物語になっているのですから、多少話は大袈裟に描かれているのでしょう。
しかし、過去にも私と同じように精霊に愛された人がいることには、ちょっとした親近感的なものを覚えますね。
『え? その青年のことを覚えているかって? うーん、残念ながらあまり知らないのよねぇ。眷属の子達から、面白そうな人間がいるとは聞いていたけれど……直接話したことはないわ』
『……う、うちも……リーフィアと会うまではずっと、あの森の中にいたから……よく知らない』
当時のことを知っているであろう人物がちょうど真横にいたので、彼がどんな人だったのかを聞こうと思ったのですが…………うん、予想通りと言うか何と言うか……。
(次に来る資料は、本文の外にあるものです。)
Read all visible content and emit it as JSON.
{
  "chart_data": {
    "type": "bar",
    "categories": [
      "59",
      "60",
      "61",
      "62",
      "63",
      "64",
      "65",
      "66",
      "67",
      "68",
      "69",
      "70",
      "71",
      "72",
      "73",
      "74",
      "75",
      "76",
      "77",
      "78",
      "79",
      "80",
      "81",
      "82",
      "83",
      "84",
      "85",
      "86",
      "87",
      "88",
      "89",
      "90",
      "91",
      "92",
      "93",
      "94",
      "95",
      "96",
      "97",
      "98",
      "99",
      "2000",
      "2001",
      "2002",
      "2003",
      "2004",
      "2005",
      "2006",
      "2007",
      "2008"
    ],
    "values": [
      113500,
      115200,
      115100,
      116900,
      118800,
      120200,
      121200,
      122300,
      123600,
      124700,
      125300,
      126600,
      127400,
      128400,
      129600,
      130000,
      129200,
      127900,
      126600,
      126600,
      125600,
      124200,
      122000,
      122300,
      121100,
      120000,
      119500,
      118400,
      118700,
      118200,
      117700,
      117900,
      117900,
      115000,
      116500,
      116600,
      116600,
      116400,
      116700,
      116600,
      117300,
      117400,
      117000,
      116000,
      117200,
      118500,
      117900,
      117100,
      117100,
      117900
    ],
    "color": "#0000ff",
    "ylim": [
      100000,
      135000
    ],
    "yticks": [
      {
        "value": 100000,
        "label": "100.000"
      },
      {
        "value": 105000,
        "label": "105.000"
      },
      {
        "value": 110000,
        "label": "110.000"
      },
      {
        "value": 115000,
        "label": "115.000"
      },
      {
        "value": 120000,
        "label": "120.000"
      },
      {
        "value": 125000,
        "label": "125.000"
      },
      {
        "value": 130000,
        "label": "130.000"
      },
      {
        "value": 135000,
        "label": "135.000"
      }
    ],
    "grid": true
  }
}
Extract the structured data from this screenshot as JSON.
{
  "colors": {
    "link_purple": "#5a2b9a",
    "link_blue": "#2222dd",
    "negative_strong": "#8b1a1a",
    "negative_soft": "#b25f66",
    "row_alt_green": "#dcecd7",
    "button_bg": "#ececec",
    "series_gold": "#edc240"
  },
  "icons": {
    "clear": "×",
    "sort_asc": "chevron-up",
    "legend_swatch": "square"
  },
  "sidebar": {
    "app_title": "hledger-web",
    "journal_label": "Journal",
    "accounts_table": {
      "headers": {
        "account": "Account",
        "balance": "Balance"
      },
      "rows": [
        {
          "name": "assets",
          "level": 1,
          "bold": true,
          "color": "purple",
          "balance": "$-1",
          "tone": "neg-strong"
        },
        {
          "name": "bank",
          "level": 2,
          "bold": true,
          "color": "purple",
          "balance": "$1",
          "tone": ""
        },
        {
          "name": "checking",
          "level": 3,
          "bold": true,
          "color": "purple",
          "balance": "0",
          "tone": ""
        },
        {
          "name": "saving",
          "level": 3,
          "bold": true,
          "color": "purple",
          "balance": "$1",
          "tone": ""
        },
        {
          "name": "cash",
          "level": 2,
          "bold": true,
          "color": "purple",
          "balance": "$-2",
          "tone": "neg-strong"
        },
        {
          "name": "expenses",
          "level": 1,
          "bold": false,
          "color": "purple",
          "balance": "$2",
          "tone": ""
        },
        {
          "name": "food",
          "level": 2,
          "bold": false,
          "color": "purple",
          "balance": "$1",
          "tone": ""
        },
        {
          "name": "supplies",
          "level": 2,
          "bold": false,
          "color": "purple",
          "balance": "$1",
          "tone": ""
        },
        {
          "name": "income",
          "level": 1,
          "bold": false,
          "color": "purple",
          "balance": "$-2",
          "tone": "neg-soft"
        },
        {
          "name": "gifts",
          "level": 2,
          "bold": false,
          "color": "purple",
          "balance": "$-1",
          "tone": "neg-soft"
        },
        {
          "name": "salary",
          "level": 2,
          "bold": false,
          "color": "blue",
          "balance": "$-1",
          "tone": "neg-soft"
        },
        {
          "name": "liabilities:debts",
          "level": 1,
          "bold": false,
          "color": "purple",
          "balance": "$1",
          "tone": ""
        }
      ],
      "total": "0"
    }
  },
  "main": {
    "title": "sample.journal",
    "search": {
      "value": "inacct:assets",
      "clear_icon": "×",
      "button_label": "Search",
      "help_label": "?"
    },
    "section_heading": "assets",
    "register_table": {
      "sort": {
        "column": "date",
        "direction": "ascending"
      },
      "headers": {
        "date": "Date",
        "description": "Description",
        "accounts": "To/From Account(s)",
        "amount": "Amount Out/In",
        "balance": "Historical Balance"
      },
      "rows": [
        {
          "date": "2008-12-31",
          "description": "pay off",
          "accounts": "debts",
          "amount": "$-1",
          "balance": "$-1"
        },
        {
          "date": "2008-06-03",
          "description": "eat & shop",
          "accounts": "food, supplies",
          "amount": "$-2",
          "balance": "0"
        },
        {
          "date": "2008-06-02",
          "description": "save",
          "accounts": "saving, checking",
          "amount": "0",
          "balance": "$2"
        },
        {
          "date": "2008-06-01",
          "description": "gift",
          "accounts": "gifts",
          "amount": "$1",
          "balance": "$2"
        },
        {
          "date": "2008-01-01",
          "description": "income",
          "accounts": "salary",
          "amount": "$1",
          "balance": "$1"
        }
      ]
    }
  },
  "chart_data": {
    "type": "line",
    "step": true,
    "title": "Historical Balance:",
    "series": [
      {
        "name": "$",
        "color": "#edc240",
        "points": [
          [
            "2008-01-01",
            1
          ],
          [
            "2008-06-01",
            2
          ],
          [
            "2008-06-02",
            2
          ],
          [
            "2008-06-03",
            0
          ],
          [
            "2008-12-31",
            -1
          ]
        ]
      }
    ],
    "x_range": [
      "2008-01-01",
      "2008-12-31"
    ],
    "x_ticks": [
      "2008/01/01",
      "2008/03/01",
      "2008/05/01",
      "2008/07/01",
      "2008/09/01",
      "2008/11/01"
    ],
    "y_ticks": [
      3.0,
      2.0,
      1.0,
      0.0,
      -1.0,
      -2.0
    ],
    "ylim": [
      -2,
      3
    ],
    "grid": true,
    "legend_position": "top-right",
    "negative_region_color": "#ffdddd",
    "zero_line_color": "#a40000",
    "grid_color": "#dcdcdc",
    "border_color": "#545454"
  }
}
『今はこうしてリーフィアの前にいるけれど、私達に出会える人はいないの。上位精霊に気に入られるだけでも十分すごいことなのよ。あなたが特別なの』
『うん、うんっ……!』
と、いうことらしいです。
上位精霊に出会い、契約しただけで英雄扱いされるのですから、原初の精霊──その一体と契約した私は英雄以上の扱いを受けるのでしょう。…………うわぁ考えただけで面倒くさい。
「そういえば私って、まだ上位精霊と会ったことがないんですよね……」
微精霊は何度か見かけましたが、上位精霊なるものは一度もお目にかかったことがありません。
逆に珍しいのでは? と思って話してみたのですが、ウンディーネとシルフィードからは「なに当然のことを言ってんの?」と言いたげな表情が返ってきました。
『そりゃあ私達がいるんですもの。普通なら気を遣って出てこないわよ。知性を持つ精霊なら尚更ね』
『リーフィアには、うちだけで十分だもん……!』
上位精霊は今も私達の近くにいるとか。
私と仲良くなりたい精霊は沢山いますが、そのすぐ側には自分達にとっての神様のような最上位の存在がいる。だからお喋りしたくてもできない……という状況らしいです。
『さっきの劇でもあったけれど、ここは人間と精霊との共存を願ってできた国。そのおかげか他の場所よりも精霊の数は多いけれど、気配は感じないでしょう?』
「それは確かに……そうですね」
精霊との親和性が高いからでしょうか。
ここはとても空気がいい。ここは住みやすいなぁ、と初めてきた場所なのに不思議とそう思ってしまいます。
そういうわけで精霊も多く住んでいるのでしょう。
しかし、ここに来て一度も精霊の姿を見ていない。……どうやら、その原因は私の可愛い契約精霊にあったようです。
でも、それなら仕方ないですよね。
もっと他の精霊のことを知りたい気持ちはありますが、そのことでウンディーネが嫉妬するのは望みません。だったら私はウンディーネだけでいい。当然のことです。
ああ、でも────。
ウンディーネの嫉妬した姿はちょっと……見たいかもです。